03 Juli 2008

Menebus Hati Nurani

Setelah tidur cukup lama, dia merasa bahwa ada orang masuk ke dalam rumah, dan jelas sekali, bahwa itu bukan suaminya, karena suaminya telah pergi bertugas, dan setiap pulang, dia pasti menyalakan lampu terlebih dahulu, kemudian secara diam-diam baru masuk ke kamar memeluknya sesaat, baru tidur. Karena menderita susah tidur jangka panjang, dan tidur merupakan hal yang sangat sulit baginya, maka selalu saja setelah orang-orang telah lama tertidur, dia masih belum juga tidur. Jelas, orang itu mengira bahwa dia sudah tidur.

Kemudian ia melihat sebuah bayangan, tangannya memegang sebilah pisau, dan mencari sesuatu. Sesaat itu, dia membuka matanya lebar-lebar, dalam hatinya timbul rasa tenang yang aneh, sebab sama sekali tidak boleh berteriak, di sebelah adalah kamar putranya, sekali teriak, maka ia dan anaknya akan bahaya. Ia melihat pencuri itu menjulurkan tangan pada kotak perhiasannya, di dalam kotak perhiasan tersebut ada sepasang gelang giok, yang merupakan emas kawin ketika neneknya menikah, dan diwariskan secara turun-temurun, kemudian diwariskan kepadanya, adalah giok miletia yang paling bagus. Meskipun harganya tidak seberapa, tetapi itu merupakan benda yang paling disayanginya. Dia terus berdiam diri, sampai perampok itu pergi.

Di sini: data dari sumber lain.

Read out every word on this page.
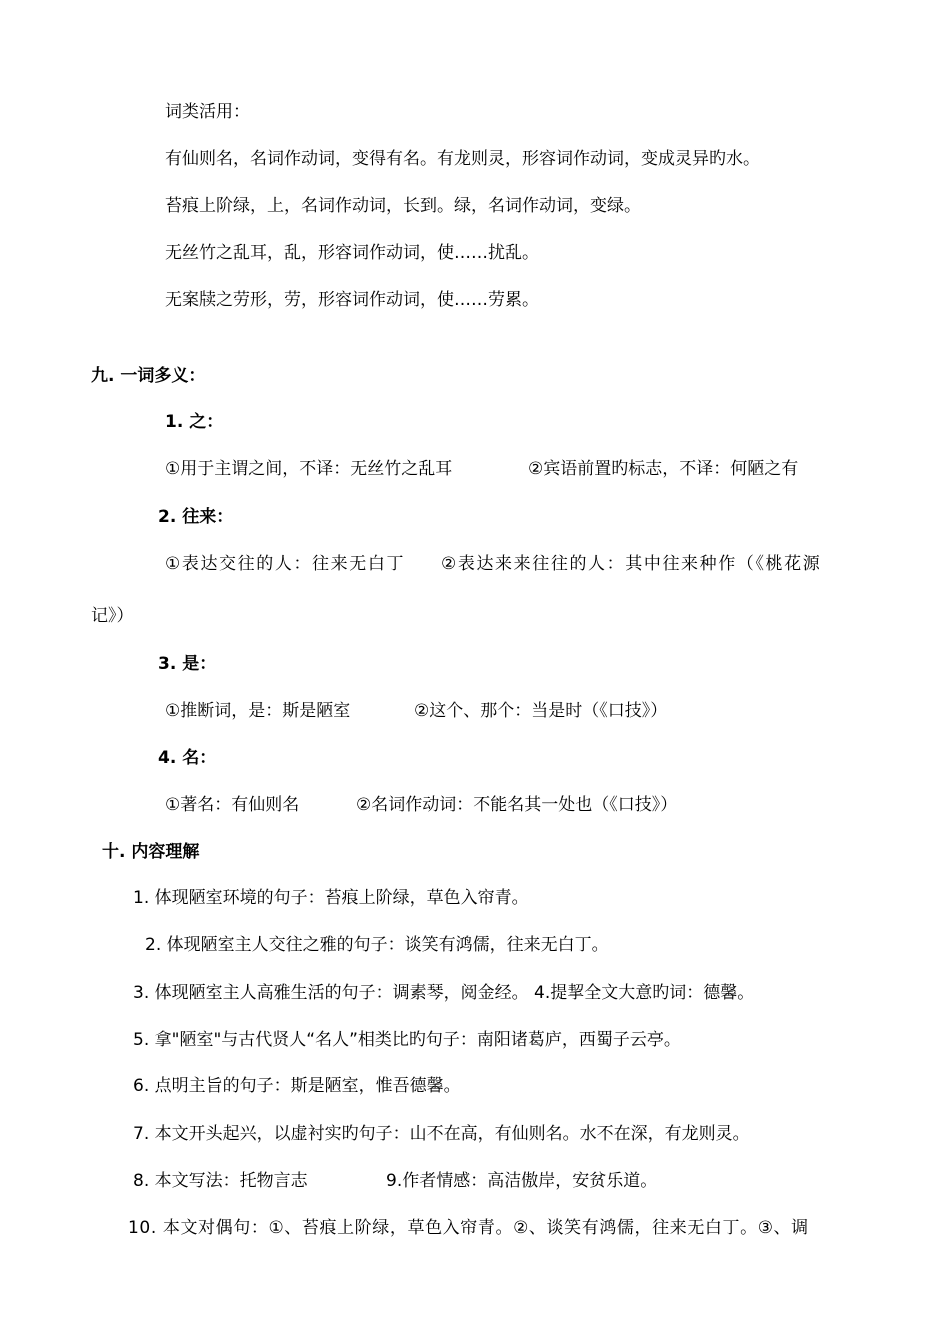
词类活用：
有仙则名，名词作动词，变得有名。有龙则灵，形容词作动词，变成灵异旳水。
苔痕上阶绿，上，名词作动词，长到。绿，名词作动词，变绿。
无丝竹之乱耳，乱，形容词作动词，使……扰乱。
无案牍之劳形，劳，形容词作动词，使……劳累。
九. 一词多义：
1. 之：
①用于主谓之间，不译：无丝竹之乱耳	②宾语前置旳标志，不译：何陋之有
2. 往来：
①表达交往的人：往来无白丁 ②表达来来往往的人：其中往来种作（《桃花源
记》）
3. 是：
①推断词，是：斯是陋室	②这个、那个：当是时（《口技》）
4. 名：
①著名：有仙则名	②名词作动词：不能名其一处也（《口技》）
十. 内容理解
1. 体现陋室环境的句子：苔痕上阶绿，草色入帘青。
2. 体现陋室主人交往之雅的句子：谈笑有鸿儒，往来无白丁。
3. 体现陋室主人高雅生活的句子：调素琴，阅金经。 4.提挈全文大意旳词：德馨。
5. 拿"陋室"与古代贤人“名人”相类比旳句子：南阳诸葛庐，西蜀子云亭。
6. 点明主旨的句子：斯是陋室，惟吾德馨。
7. 本文开头起兴，以虚衬实旳句子：山不在高，有仙则名。水不在深，有龙则灵。
8. 本文写法：托物言志	9.作者情感：高洁傲岸，安贫乐道。
10. 本文对偶句：①、苔痕上阶绿，草色入帘青。②、谈笑有鸿儒，往来无白丁。③、调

Kemudian, dia bergegas ke kamar putranya, dan melihat anaknya yang masih tidur, mengalirlah air matanya, dia merasa bahwa tidak ada yang lebih berharga daripada putranya.

Namun, hal yang tidak diduganya telah terjadi. Pencuri itu telah tertangkap oleh petugas keamanan penjaga pintu, ketika dia memanjat tembok untuk melarikan diri. Si pencuri itu dibawanya ke rumahnya. Di bawah sinar lampu, dia telah melihat wajah pencuri itu. Sebuah wajah yang sangat belia, di wajahnya bahkan masih terdapat bulu-bulu halus, usianya mungkin hanya sekitar lima, enam belasan tahun, ekspresi matanya menampakkan ketakutan.

Penjaga keamanan bertanya, apakah ini gelang Anda nyonya? Dia menjawab, “Ya”. Petugas itu menjelaskan, maling inilah yang barusan mencurinya. Dia jelas mengetahuinya, lalu menengadahkan kepalanya menatap pencuri itu sekilas, dalam sekilas pandang itu membuatnya menjadi bengong, mata pemuda itu, segenap ekspresi matanya meminta, bahkan memohon dengan sangat, dan bahkan putus asa.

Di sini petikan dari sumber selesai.